Gönlü Ferahlatan Zikir

EZCÜMLE

Salavatın fazileti nedir? Çokça salavat getirmek hastalığa şifâ, gönle safâ olur mu? Sıkıntıyı gideren, gönlü ferahlatan zikir: salavat-ı şerif...

“Çokça salavat getirmek bereketlidir;

Derdi, gamı ve problemleri giderir.

Her şeyin önünü açar, rızkı çoğaltır.

Hastalığa şifâ olur, gönle safâ olur.

Cuma hayr…”

SALAVATIN FAZİLETİ NEDİR?

Salavatın fazîleti hakkında birçok hadîs-i şerîf okusak da bazen tekrarlayıp hatırlamaya muhtaç bir varlığız.

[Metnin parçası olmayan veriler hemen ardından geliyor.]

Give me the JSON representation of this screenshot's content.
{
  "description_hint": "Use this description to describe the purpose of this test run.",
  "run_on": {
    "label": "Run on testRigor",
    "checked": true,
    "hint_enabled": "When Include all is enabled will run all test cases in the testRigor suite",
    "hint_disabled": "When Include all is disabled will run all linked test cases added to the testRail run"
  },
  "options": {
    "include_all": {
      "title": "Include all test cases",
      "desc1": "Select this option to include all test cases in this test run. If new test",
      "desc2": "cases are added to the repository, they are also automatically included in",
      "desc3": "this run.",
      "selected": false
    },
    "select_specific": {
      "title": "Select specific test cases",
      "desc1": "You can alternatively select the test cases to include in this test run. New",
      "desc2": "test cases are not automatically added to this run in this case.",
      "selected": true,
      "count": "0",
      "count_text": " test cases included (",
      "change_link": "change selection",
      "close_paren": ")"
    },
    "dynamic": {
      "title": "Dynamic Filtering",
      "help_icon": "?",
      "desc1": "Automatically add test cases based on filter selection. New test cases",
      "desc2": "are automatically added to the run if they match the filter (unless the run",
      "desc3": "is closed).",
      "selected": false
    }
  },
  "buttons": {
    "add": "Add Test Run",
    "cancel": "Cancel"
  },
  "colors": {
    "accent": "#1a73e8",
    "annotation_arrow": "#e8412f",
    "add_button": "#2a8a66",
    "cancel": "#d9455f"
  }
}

Peygamber Efendimiz’in vefatında Hazret-i Ömer -radıyallâhu anh- kendini üzüntüden kaybettiğinde, Hazret-i Ebûbekir -radıyallâhu anh-:

“Muhammed, ancak bir peygamberdir. O’ndan önce de peygamberler gelip geçmiştir. Şimdi O ölür veya öldürülürse gerisin geriye (eski dîninize) mi döneceksiniz? Kim gerisin geriye dönerse, Allâh’a hiçbir zarar veremez. Allah, şükredenleri mükâfatlandıracaktır.” meâlindeki Âl-i İmrân sûresinin 144. âyetini okumuş ve orada bulunan herkesi mânen kendisine getirmiştir.

Hazret-i Ömer -radıyallâhu anh-:

“-Vallâhi o güne kadar bu âyeti sanki işitmemiş gibiydim! Onu Ebûbekir’den dinleyince dehşet içinde kaldım. Ayaklarım beni tutmaz olmuştu. Dizlerimin bağı çözüldü ve bulunduğum yere yığılıverdim.” demiştir.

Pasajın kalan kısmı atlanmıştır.